The 14 Rules focus on Desolation and Consolation of the spirit. Desolation is when things are bad, when we are despondent and find it hard to stoke the flames of faith. Consolation is just the opposite, when times are good and we are excited and excitable and over-commit ourselves. Both bear their own risks! Ignatius says, in times of Desolation, we must not make any major decision nor change our daily habits. This sounds like no small task, but for anyone who has struggled to get out of bed after being dealt a hard emotional blow, it should resonate. Sometimes just doing the same thing as yesterday takes a tremendous effort, and is a victory. Likewise, avoiding making major decisions while in a poor state of mind is a good way to avoid disappointment and frustration. This is just good life advice, in the same spirit of “don’t make decisions on an empty stomach” or the advice to “sleep on it”. In times of Consolation, we must not let ourselves get overexcited, but rather remind ourselves of our desolation and how challenging it was to get by when our spiritual fire was low. This has the benefit of tempering our excitement, and helping us to remain cool and level heads while going about our day, remembering that it is the grace of God that keeps us going.
Surrender the Self
The first pillar I mentioned above, however, was surrendering the self to God. Ignatius wrote The Spiritual Exercises in order to instruct and form Jesuits under his care. The theme, if I may draw one, is that we cannot do anything on our own. God is the source of our strength, and the goal of our efforts. We must actively seek to destroy at the root any tendencies to sin which impede our ability to grow in holiness. Surrendering the Self, or trying to do so, has the benefit of contenting ourselves with our daily struggles, going about our day in obedience, patience, and humility. Even for laypeople, it is easy to get caught up in worldly things that distract us from God. Looking past those things help us to remember what is truly important.
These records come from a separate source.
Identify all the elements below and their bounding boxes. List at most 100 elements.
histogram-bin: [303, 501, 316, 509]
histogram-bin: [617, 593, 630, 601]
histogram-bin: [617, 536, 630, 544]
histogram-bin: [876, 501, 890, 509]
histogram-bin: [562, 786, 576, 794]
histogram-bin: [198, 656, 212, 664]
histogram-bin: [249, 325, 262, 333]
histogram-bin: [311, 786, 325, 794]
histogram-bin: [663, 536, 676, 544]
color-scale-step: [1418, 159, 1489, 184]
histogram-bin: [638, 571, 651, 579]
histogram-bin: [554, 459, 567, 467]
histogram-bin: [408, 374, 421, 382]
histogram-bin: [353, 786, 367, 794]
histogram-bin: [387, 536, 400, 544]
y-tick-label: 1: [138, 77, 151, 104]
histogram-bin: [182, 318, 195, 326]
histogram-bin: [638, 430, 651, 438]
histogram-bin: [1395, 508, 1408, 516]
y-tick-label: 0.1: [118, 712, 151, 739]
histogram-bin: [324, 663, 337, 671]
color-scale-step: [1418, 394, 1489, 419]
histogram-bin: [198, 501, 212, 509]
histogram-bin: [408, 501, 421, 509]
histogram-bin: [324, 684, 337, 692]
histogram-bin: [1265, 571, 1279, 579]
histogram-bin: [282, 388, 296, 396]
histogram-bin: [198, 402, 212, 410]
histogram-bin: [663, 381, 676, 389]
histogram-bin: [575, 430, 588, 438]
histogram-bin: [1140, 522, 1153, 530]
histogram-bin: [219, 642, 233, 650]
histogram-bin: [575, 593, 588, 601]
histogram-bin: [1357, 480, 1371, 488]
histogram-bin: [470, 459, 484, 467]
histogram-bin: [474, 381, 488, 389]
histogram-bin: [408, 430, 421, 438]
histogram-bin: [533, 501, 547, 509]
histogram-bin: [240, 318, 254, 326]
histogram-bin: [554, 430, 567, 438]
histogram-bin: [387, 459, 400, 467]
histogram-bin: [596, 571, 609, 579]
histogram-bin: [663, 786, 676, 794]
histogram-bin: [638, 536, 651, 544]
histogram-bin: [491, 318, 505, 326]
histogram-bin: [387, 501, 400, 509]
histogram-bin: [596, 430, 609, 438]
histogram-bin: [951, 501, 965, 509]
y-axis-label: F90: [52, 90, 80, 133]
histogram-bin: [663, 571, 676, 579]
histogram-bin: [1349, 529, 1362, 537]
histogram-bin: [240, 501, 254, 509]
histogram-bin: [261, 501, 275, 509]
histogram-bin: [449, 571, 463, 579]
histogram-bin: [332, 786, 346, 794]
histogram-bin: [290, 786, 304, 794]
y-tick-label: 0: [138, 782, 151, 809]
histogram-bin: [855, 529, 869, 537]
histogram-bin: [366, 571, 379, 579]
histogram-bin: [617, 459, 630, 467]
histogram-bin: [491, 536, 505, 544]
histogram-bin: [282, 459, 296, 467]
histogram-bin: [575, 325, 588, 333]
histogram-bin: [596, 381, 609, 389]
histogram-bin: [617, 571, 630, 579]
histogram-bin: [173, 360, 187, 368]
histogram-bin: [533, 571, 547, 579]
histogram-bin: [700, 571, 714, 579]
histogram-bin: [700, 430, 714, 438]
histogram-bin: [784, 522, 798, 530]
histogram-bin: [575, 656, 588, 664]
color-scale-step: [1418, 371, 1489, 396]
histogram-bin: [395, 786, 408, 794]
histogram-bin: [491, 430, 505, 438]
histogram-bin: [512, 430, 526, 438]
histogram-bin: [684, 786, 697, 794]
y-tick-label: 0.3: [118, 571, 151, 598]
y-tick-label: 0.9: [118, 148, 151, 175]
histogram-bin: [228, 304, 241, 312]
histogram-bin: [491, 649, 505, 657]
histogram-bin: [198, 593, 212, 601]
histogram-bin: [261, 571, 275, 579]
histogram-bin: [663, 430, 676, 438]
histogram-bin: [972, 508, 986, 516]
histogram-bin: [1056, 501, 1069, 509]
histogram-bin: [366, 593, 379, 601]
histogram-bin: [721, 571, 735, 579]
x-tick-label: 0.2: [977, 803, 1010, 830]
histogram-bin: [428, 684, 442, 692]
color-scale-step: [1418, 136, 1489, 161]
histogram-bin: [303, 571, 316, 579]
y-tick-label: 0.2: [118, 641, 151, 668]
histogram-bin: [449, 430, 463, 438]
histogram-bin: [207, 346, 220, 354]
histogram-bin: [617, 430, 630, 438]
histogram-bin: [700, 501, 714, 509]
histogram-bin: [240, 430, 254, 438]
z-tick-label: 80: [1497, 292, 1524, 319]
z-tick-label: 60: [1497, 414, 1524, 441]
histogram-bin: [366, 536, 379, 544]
This is just a brief primer on Ignatian Spirituality, but it is something I have been excited about recently and I am sure I will return to it. It has helped me tremendously–to make it through Lent, to accept the struggles in my workplace, and to call to mind that I cannot fight sin but with the help of God.
Have you heard of Ignatian spirituality? What Saints inspire you?
Hat tip to Caralyn over at Beauty Beyond Bones for writing some blogging tips and inspiring me to shake some of my mental dust loose. Thank you Caralyn!